Sexuelle Appetenzstörung

Der Begriff sexuelle Appetenzstörung (Appetenz von lateinisch appetentia ‚Begehren‘), auch Lustlosigkeit, Unlust, Anaphrodisie, früher auch Alibidinie oder Alibido, lateinisch Impotentia concupiscentiae, bezeichnet im Allgemeinen den unwillentlichen Mangel (Libidomangel) oder die unwillentliche Abnahme (Libidoreduktion) an sexueller Phantasie und sexuellem Verlangen (siehe Sexuelle Appetenz).

Im Unterschied zur Asexualität identifizieren sich die betroffenen Personen nicht selbstbestimmt mit ihrer sexuellen Lustlosigkeit, sondern stehen unter Leidensdruck.

Sexuelle Appetenzstörungen gehören zu den sexuellen Funktionsstörungen. Der Zustand ist das Grundproblem und besteht nicht aufgrund (enger zeitlicher Zusammenhang) zugleich bestehender körperlicher Krankheiten (organische Störungen), psychischer Störungen oder der Wirksamkeit chemischer Stoffe. Bei der Entwicklung sexueller Funktionsstörungen tragen – wie bei den sexuellen Reaktionen selbst – sowohl psychische als auch somatische Prozesse bei.

Sexuelle Funktionsstörungen aufgrund von Erkrankungen (DSM-IV 607-25), die neben psychischen Ursachen für eine erektile Dysfunktion verantwortlich sein können, oder auch genitale Schmerzsyndrome wie Vaginismus oder Dyspareunie zählen nicht zu den sexuellen Appetenzstörungen.

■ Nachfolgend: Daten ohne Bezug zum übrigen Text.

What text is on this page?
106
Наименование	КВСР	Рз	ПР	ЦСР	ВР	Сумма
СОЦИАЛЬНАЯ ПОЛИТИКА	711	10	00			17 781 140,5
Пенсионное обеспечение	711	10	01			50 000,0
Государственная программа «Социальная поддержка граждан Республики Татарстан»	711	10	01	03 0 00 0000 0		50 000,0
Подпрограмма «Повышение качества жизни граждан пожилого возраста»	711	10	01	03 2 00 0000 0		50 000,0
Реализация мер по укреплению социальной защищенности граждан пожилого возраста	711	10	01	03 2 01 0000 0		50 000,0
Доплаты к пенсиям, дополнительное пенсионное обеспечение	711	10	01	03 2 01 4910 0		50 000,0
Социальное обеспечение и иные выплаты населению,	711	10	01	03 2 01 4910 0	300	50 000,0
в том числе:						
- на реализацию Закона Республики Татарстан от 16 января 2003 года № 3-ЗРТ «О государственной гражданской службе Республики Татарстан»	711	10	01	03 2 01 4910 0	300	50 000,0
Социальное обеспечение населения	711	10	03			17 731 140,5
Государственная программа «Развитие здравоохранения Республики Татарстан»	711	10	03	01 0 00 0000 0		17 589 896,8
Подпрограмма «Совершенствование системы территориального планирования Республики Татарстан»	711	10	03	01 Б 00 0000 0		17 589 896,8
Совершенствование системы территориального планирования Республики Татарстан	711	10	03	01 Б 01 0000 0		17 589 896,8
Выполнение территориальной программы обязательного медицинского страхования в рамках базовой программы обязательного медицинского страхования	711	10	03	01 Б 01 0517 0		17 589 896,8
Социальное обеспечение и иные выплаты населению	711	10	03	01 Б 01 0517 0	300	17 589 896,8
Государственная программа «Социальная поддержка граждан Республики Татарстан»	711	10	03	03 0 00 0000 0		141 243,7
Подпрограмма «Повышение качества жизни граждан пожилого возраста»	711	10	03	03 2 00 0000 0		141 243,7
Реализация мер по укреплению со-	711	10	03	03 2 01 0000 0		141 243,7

Das Gegenteil wird unter Hypersexualität beschrieben.

Differenzierung

ICD-10 und DSM-IV unterscheiden die sexuelle Appetenzstörung nach sexuellem Appetenzmangel (allg. Inhibited Sexual Desire, ISD) und sexueller Aversion. Im DSM-V wurde die sexuelle Aversion als Diagnoseschlüssel gestrichen und im Hinblick auf die Appetenzstörung wird nun eine männliche und weibliche Form unterschieden.

Hyposexualität

Bei dem ungenauen Begriff der sexuellen Hypoaktivität (Hyposexualität) ist die sexuelle Appetenz in unterdurchschnittlichem Maße vorhanden, was nicht zwingend auch als nachteilig empfunden wird. Hyposexualität kann somit auch dann vorliegen, wenn die Kriterien einer sexuellen Appetenzstörung nicht (vollständig) erfüllt sind.

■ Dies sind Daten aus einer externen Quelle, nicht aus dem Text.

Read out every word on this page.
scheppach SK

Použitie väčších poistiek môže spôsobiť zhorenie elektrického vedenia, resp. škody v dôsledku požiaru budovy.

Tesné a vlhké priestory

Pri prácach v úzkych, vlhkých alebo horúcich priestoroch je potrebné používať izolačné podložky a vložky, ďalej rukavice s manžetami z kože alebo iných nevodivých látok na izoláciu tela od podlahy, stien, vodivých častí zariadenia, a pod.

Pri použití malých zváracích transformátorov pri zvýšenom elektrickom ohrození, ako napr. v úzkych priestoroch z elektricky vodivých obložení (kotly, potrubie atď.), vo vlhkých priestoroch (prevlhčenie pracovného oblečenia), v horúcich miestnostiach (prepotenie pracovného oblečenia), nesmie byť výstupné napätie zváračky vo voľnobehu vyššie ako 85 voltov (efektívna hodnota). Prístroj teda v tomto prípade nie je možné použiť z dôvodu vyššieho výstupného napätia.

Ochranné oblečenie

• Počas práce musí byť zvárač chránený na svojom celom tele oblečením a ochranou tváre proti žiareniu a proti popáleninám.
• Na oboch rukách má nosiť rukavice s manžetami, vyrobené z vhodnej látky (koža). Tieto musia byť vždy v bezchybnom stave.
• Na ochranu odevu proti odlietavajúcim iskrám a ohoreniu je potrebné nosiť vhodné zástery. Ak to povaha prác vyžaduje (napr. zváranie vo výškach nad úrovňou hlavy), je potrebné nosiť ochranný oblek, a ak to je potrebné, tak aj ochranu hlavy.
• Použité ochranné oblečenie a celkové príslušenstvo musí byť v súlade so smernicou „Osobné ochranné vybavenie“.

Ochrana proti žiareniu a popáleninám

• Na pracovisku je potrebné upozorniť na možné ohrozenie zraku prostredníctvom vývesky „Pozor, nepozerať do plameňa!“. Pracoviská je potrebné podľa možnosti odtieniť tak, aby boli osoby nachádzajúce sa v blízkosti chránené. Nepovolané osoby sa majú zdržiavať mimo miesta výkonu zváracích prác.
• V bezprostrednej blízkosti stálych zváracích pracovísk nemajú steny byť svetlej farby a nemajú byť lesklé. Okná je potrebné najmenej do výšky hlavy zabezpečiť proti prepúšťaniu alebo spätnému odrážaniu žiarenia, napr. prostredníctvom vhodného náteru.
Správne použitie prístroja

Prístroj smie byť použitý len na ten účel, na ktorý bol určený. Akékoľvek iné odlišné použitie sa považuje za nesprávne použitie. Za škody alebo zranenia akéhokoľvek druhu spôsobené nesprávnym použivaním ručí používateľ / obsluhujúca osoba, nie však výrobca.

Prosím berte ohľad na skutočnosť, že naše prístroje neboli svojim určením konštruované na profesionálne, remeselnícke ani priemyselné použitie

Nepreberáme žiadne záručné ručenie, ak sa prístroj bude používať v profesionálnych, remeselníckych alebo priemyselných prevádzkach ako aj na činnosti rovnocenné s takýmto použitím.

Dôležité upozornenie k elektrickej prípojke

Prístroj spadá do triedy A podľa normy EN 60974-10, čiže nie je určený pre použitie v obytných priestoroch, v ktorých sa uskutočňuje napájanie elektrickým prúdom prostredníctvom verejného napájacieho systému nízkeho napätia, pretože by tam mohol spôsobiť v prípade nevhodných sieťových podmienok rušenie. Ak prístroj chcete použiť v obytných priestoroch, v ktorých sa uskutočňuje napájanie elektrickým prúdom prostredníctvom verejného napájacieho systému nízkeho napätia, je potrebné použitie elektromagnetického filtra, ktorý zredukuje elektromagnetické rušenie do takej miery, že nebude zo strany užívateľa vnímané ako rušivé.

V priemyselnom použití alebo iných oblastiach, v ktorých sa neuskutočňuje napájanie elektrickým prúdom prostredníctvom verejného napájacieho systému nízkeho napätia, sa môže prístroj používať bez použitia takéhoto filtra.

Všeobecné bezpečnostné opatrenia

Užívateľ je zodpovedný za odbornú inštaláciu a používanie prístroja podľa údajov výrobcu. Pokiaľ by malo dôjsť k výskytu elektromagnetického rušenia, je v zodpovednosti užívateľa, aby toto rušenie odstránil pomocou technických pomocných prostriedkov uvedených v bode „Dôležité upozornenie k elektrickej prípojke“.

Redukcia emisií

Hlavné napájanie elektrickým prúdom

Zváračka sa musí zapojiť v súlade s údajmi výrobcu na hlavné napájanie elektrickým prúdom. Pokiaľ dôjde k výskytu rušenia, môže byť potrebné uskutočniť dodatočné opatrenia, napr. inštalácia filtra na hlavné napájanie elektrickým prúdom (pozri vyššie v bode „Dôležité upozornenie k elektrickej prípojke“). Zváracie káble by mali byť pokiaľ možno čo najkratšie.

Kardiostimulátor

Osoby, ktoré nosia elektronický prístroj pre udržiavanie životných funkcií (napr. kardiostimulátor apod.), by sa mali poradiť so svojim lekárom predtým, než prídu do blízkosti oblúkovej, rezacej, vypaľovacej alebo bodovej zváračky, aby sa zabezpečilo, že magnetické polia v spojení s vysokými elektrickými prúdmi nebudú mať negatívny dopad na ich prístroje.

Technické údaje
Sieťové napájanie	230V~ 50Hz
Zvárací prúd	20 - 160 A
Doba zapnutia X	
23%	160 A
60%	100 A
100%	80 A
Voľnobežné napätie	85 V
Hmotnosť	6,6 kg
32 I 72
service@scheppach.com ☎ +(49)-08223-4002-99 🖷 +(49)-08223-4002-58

Die möglichen Gründe für Hyposexualität sind vielfältig. Teilweise beruht das fehlende Empfinden auf hormonellen Störungen, teilweise sind psychische Faktoren an der Entwicklung beteiligt.

Hormonell bedingte Hyposexualität

Bei der so genannten Impotentia satisfactionis des Mannes ist die Fähigkeit zur Erektion und zum Samenerguss zwar gegeben und die Zeugungsfähigkeit nicht eingeschränkt, aber der Beischlaf wird nicht als Befriedigung erlebt. Eine zusätzlich evtl. reduzierte Libido kann vorübergehend durch Stress verursacht sein oder langfristig durch einen Mangel an männlichem Geschlechtshormon Testosteron hervorgerufen werden. Ein Mangel der Libido bei der Frau beruht nicht, wie früher vermutet, auf einem Mangel an Testosteron, das auch bei Frauen vorhanden ist, vielmehr spielt bei ihr eine zu geringe Konzentration des in den Nebennieren produzierten Hormons DHEA (Dehydroepiandrosteron), einer Vorstufe des Testosterons und unter bestimmten Bedingungen auch des Östrogens, die entscheidende Rolle.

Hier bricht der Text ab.